On the way back to Port Douglas we stopped off briefly at the unfortunately named but prettier than expected Abattoir Swamp. Even though there was a bird hide, there were few to see, with the exception of a family of White-cheeked Honeyeaters making a to-do by the boardwalk.
That evening we soothed our totality-deprived souls by eating at On the Inlet. We began with Jansz bubbles; shared delicious prawns to start (throwing the debris over the side of the deck to opportunistic fish); I followed with barramundi; and then affogato. As we sat down, the light was fantastic, there were White-breasted Woodswallows snuggling up for the night, and boats still setting out from or returning to Dickson Inlet. Not long after, the sun's remnant glow cast a strange pink over everything, but all was well with the world once more.
Our last-of-three days started with the second consecutive 04.30 alarm. It was still dark as we set out for Daintree village: we were scheduled to leave on our Daintree River Wild Watch with Ian 'Sauce' Worcester at 6. The magic of this mighty river, however, deserves its own story.
After hearty cooked breakfasts and large strong flat whites in the village, we started what was in fact the journey back to Cairns, but we meandered and relaxed and took most of the day. The idea was to visit some tropical beaches that we hadn't visited before; perhaps even sit and read awhile on one of them. We began at Rocky Point (aka Dayman Point) between Wonga, which we visited on our roadtrip in 2010, and Mossman, and ended at Wangetti, 50 or so kilometres north of Cairns, having enjoyed a beachfest.
We dipped into Palm Cove, Trinity Beach and Yorkeys Knob among Cairns' northern beaches, but – perhaps with the exception of Palm – they're rather too urbanized for me.

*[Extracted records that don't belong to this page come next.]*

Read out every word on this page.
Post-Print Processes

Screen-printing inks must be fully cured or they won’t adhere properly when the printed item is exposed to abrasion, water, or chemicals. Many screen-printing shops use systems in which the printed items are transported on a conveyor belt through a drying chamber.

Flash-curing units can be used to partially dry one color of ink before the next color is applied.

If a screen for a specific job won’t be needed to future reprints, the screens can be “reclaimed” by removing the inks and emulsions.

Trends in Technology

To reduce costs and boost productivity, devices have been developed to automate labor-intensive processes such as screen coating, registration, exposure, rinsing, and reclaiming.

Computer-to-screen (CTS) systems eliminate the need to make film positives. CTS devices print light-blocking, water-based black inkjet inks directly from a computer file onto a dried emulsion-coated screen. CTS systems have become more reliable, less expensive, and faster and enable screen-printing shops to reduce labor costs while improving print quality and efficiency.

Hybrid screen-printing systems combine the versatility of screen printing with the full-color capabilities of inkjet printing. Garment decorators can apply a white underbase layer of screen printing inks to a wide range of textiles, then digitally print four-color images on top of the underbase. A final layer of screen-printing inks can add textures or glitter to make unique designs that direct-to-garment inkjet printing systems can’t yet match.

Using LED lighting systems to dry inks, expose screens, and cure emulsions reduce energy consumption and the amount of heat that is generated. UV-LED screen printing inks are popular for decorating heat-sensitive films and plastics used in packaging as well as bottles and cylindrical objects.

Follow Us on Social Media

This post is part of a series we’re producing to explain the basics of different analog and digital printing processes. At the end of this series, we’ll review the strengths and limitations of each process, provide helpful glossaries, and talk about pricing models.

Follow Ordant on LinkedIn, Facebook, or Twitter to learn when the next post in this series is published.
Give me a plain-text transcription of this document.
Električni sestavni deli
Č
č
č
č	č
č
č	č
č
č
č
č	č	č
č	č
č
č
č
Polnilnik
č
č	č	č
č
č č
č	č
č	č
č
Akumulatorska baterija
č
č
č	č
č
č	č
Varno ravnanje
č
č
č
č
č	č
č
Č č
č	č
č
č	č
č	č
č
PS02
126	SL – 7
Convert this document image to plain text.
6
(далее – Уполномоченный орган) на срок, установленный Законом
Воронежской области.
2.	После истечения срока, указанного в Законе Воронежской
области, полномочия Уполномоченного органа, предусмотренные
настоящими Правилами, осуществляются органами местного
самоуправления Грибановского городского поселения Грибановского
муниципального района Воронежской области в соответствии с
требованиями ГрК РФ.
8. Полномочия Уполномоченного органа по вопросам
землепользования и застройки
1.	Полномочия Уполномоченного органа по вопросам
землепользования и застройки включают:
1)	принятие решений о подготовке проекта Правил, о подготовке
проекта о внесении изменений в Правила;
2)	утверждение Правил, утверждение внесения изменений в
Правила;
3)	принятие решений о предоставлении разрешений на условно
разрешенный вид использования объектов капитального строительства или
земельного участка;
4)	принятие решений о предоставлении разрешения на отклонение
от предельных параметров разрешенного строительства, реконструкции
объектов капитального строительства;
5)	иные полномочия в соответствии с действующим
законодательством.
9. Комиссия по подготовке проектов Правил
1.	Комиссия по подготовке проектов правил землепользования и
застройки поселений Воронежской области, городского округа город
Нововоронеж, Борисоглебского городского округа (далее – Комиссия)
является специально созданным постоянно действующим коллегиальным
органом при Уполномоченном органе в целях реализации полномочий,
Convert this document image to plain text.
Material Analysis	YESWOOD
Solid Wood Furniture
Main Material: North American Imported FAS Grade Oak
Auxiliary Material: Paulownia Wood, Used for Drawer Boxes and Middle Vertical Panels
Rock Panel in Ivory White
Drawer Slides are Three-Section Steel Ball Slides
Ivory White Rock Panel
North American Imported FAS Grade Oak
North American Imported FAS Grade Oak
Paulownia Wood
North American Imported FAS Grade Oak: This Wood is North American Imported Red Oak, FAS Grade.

I love this part of the world. It's peaceful and distant and tropical and beautiful. As far as I can see, there'd only be one problem with living here – the stingers that would prevent swimming in the sea for a huge chunk of the year, if not all year round, depending on whom you talk to. So it was with reluctance that I flew back to busy Brisbane, but in hope of future long weekend escapes.